Assalamu’alaikum Warahmatullahi Wabarakatuh.

Puji syukur kita panjatkan ke hadirat Allah SWT yang telah memberikan kita kesempatan untuk berkumpul di kediaman ahli bait dalam rangka mendoakan saudara kita yang telah berpulang.

Shalawat serta salam semoga senantiasa tercurah kepada junjungan kita Nabi Muhammad SAW, keluarga, sahabat, dan pengikutnya hingga akhir zaman.

Hadirin yang dimuliakan Allah, kehilangan orang tercinta adalah ujian berat, namun Islam mengajarkan kita untuk mencari kekuatan melalui dua pintu utama.

Allah SWT berfirman dalam Surah Al-Baqarah ayat 153:

يَٰٓأَيُّهَا ٱلَّذِينَ ءَامَنُوا۟ ٱسْتَعِينُوا۟ بِٱلصَّبْرِ وَٱلصَّلَوٰةِ ۚ إِنَّ ٱللَّهَ مَعَ ٱلصَّٰبِرِينَ

"Wahai orang-orang yang beriman, mohonlah pertolongan (kepada Allah) dengan sabar dan shalat. Sesungguhnya Allah beserta orang-orang yang sabar."

Ayat ini menegaskan bahwa dalam menghadapi duka, kita diminta untuk tidak larut dalam kesedihan, melainkan bangkit melalui keteguhan hati.

Sabar di sini bukan berarti pasrah tanpa makna, melainkan menjaga lisan dan hati agar tetap rida terhadap ketetapan sang Pencipta.

Melalui tahlilan ini, kita mempraktikkan "shalat" dalam makna doa, memohon bantuan Allah agar almarhum/almarhumah mendapatkan tempat terbaik.

Doa yang kita panjatkan bersama adalah bukti nyata bahwa ikatan persaudaraan iman tidak akan terputus meski raga telah berpisah.

Mari kita jadikan momentum ini untuk mempertebal kesabaran kita, sembari meyakini bahwa Allah selalu menyertai hamba-Nya yang tabah.

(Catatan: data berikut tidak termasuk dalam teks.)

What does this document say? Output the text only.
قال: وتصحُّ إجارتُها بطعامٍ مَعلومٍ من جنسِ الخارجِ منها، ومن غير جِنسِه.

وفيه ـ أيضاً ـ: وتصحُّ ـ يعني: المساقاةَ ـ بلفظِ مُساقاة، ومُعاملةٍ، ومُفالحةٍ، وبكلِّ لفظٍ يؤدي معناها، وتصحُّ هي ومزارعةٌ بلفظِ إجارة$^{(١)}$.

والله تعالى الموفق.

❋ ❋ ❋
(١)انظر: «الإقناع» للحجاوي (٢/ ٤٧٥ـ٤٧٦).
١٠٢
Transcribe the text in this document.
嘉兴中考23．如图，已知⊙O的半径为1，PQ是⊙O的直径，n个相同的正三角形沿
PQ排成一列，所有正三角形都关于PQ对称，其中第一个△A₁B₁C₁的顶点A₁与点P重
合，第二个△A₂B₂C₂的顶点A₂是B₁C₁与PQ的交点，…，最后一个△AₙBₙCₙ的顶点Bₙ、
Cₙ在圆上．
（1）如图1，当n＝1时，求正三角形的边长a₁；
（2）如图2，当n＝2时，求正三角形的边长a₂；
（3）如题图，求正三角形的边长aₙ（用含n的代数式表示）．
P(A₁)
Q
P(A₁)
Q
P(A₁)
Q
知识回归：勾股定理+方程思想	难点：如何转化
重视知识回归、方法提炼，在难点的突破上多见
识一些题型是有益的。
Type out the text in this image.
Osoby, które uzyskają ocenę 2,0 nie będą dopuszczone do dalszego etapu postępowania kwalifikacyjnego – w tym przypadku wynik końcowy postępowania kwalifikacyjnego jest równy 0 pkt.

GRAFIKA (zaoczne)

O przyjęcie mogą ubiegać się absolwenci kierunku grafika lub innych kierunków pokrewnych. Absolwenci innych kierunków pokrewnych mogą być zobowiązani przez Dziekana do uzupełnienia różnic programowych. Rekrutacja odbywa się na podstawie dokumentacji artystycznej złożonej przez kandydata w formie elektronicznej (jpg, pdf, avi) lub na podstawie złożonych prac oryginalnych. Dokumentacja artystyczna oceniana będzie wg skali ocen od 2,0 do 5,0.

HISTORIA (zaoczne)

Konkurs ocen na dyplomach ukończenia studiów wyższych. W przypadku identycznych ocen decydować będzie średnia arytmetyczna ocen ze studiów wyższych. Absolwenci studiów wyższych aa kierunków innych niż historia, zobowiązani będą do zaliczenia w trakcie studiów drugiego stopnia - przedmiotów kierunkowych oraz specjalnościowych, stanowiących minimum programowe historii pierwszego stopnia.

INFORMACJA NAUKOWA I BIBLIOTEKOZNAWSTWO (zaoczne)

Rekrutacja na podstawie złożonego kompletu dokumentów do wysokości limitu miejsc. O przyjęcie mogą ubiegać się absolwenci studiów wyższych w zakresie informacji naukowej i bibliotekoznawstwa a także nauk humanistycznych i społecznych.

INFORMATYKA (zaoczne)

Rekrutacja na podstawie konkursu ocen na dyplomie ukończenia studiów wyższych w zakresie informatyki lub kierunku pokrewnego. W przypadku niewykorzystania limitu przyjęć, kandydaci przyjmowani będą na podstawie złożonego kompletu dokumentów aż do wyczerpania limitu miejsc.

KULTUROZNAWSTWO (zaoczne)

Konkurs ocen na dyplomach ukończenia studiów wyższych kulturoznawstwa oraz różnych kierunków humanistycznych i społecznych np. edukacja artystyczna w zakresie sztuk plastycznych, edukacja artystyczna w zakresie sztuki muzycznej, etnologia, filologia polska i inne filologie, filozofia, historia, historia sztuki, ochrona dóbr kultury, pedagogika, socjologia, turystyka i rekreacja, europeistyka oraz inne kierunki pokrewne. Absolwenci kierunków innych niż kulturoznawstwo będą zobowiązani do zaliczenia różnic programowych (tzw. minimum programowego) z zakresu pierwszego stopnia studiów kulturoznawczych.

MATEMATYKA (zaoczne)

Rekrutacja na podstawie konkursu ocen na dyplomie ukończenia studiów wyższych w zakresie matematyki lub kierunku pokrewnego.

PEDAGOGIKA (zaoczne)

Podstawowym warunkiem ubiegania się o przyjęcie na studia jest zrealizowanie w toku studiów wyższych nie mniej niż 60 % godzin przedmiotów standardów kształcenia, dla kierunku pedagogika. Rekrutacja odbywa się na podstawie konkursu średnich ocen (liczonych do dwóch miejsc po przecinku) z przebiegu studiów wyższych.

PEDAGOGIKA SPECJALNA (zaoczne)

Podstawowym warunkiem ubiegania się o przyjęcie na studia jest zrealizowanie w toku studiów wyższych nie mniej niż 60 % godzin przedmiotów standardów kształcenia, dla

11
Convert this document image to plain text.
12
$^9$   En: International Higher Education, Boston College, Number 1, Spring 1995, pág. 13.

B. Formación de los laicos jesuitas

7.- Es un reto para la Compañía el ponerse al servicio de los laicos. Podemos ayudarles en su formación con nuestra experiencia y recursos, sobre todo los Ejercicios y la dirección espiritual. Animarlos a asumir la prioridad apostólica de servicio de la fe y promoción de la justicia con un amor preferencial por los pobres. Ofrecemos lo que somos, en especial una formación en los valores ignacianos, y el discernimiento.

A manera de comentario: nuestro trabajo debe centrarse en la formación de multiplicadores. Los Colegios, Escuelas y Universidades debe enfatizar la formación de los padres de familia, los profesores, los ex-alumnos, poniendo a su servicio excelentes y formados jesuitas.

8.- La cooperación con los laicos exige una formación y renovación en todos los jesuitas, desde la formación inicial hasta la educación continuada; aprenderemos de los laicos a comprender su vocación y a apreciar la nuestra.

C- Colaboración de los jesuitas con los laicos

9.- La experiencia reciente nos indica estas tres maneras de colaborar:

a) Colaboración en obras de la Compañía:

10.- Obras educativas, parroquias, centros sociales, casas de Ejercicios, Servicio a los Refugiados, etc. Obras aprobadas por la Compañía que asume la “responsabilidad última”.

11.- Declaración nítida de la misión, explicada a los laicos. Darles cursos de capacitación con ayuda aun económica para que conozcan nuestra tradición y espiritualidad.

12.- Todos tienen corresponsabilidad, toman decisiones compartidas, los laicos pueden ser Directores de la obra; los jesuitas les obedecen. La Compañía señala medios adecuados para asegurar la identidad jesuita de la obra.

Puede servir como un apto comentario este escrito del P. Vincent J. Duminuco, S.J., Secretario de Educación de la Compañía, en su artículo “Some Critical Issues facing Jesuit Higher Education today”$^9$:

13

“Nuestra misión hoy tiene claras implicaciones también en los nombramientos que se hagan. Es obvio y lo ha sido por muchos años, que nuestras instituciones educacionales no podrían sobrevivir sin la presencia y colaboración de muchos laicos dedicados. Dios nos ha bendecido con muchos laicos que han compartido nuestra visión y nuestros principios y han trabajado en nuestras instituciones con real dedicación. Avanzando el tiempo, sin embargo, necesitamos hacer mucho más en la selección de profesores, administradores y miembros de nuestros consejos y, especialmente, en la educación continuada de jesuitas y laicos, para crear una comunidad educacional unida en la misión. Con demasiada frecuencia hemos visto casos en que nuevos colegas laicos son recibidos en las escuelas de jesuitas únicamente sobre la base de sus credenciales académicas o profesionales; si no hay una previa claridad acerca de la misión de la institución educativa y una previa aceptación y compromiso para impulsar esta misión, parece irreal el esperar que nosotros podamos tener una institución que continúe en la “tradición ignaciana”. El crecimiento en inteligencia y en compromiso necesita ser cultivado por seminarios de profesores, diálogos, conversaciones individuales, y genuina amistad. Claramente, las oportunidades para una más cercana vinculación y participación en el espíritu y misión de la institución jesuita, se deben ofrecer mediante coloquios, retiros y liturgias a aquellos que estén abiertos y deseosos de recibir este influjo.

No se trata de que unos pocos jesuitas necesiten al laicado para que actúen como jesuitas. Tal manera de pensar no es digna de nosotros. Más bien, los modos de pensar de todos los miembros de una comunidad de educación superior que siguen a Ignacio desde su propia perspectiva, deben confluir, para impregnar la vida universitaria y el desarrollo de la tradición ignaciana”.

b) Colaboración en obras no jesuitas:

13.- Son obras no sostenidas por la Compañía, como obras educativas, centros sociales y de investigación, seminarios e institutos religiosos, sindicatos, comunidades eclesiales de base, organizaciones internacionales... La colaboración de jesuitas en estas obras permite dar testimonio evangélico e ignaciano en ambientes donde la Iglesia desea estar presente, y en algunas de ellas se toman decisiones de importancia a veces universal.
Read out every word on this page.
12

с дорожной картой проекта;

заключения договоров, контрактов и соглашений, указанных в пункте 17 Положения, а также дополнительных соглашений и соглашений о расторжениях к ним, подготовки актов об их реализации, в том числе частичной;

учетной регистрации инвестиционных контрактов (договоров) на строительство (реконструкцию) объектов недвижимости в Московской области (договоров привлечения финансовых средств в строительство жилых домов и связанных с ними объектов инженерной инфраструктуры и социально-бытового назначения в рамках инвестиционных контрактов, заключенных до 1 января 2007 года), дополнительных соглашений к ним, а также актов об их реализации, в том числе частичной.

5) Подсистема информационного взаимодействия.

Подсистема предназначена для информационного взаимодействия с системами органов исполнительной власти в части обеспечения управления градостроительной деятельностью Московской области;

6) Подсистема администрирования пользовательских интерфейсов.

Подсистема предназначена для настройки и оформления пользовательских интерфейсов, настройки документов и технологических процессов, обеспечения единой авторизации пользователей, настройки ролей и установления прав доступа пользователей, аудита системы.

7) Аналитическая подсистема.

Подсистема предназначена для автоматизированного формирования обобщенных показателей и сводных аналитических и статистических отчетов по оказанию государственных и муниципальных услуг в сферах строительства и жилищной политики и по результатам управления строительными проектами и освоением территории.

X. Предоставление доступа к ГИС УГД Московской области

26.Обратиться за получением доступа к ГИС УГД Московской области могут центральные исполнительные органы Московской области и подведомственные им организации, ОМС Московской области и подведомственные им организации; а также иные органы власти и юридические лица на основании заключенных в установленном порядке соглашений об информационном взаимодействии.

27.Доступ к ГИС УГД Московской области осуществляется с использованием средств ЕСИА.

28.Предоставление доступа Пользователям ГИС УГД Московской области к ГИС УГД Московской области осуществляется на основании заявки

Semoga Allah mengampuni segala kekhilafan almarhum/almarhumah dan melapangkan jalan beliau menuju surga-Nya yang kekal.

Allahummaghfir lahu warhamhu wa 'afihi wa'fu 'anhu. Amin Ya Rabbal 'Alamin.

Wassalamu’alaikum Warahmatullahi Wabarakatuh.

2. Kultum: Pahala Tanpa Batas bagi yang Bersabar

Assalamu’alaikum Warahmatullahi Wabarakatuh.

Marilah kita buka pertemuan ini dengan memuji Allah SWT, Zat yang menggenggam setiap jiwa dan mengatur setiap takdir hamba-Nya.

Shalawat dan salam mari kita haturkan kepada Nabi Muhammad SAW, sosok yang paling sabar dalam menghadapi segala bentuk cobaan hidup.

Bapak-bapak dan Ibu-ibu sekalian, musibah kematian adalah pengingat bagi kita yang masih hidup bahwa dunia hanyalah tempat persinggahan sementara.

Allah SWT menjanjikan balasan yang luar biasa bagi mereka yang mampu menjaga hatinya saat diuji, sebagaimana firman-Nya dalam Surah Az-Zumar ayat 10:

إِنَّمَا يُوَفَّى الصَّابِرُونَ أَجْرَهُمْ بِغَيْرِ حِسَابٍ

"Sesungguhnya hanya orang-orang yang bersabarlah yang dicukupkan pahala mereka tanpa batas."

Makna "tanpa batas" menunjukkan bahwa Allah memberikan keistimewaan luar biasa bagi keluarga yang ikhlas melepaskan kepergian anggotanya.

Kultum singkat ini mengingatkan kita bahwa setiap tetes air mata yang diiringi kesabaran akan menjadi timbangan pahala yang sangat berat.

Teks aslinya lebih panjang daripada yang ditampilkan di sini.